- Founded: 1965
- Location: Stuttgart
- Principal conductor: Helmuth Rilling; Hans-Christoph Rademann (from 2013);
- Website: www.bachakademie.de/de/bach-collegium.html

= Bach-Collegium Stuttgart =

German instrumental ensemble

Bach-Collegium Stuttgart is an internationally known German instrumental ensemble, founded by Helmuth Rilling in 1965 to accompany the Gächinger Kantorei in choral music with orchestra. Its members are mostly orchestra musicians from Germany and Switzerland who get together for projects associated with the choir and also instrumental programs of their own.

The ensemble has performed at festivals such as the "Musikfest Stuttgart" of the Internationale Bachakademie Stuttgart, Salzburg Festival, Lucerne Festival, Prague Spring or Rheingau Musik Festival.
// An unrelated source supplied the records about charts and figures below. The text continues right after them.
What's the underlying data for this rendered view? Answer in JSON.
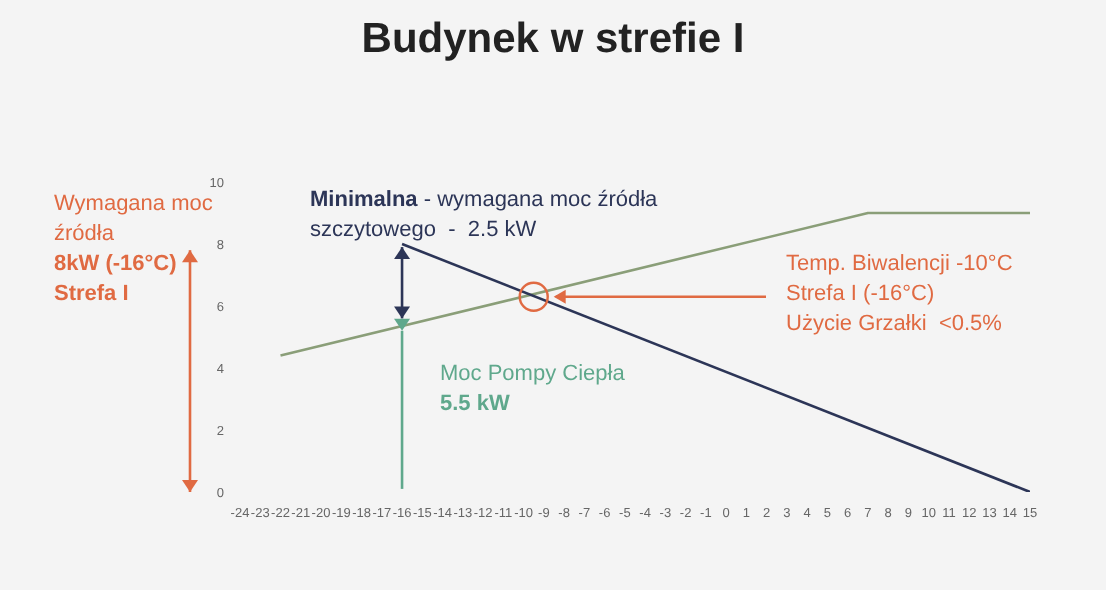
{
  "chart_data": {
    "type": "line",
    "title": "Budynek w strefie I",
    "xlim": [
      -24,
      15
    ],
    "xticks": [
      -24,
      -23,
      -22,
      -21,
      -20,
      -19,
      -18,
      -17,
      -16,
      -15,
      -14,
      -13,
      -12,
      -11,
      -10,
      -9,
      -8,
      -7,
      -6,
      -5,
      -4,
      -3,
      -2,
      -1,
      0,
      1,
      2,
      3,
      4,
      5,
      6,
      7,
      8,
      9,
      10,
      11,
      12,
      13,
      14,
      15
    ],
    "ylim": [
      0,
      10
    ],
    "yticks": [
      0,
      2,
      4,
      6,
      8,
      10
    ],
    "series": [
      {
        "color": "#8a9e78",
        "x": [
          -22,
          7,
          15
        ],
        "values": [
          4.4,
          9,
          9
        ]
      },
      {
        "color": "#2c3557",
        "x": [
          -16,
          15
        ],
        "values": [
          8,
          0
        ]
      }
    ],
    "annotations": [
      "Minimalna - wymagana moc źródła\nszczytowego  -  2.5 kW",
      "Moc Pompy Ciepła\n5.5 kW",
      "Temp. Biwalencji -10°C\nStrefa I (-16°C)\nUżycie Grzałki  <0.5%",
      "Wymagana moc\nźródła\n8kW (-16°C)\nStrefa I"
    ],
    "marker": "none",
    "line_style": "solid",
    "grid": false
  }
}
Gächinger Kantorei and Bach-Collegium Stuttgart, conducted by Rilling, completed a first recording worldwide of Bach's cantatas and oratorios, a project of 15 years in collaboration with Hänssler Classic, in 1985 on the occasion of the composer's 300th birthday. The recording was awarded a Grand Prix du Disque.

The Bach-Collegium Stuttgart has been instrumental in premieres of works such as Wolfgang Rihm's Deus Passus (Passionsstücke nach Lukas) in 2000 and new versions of works such as Mozart's Great Mass completed by Robert D. Levin.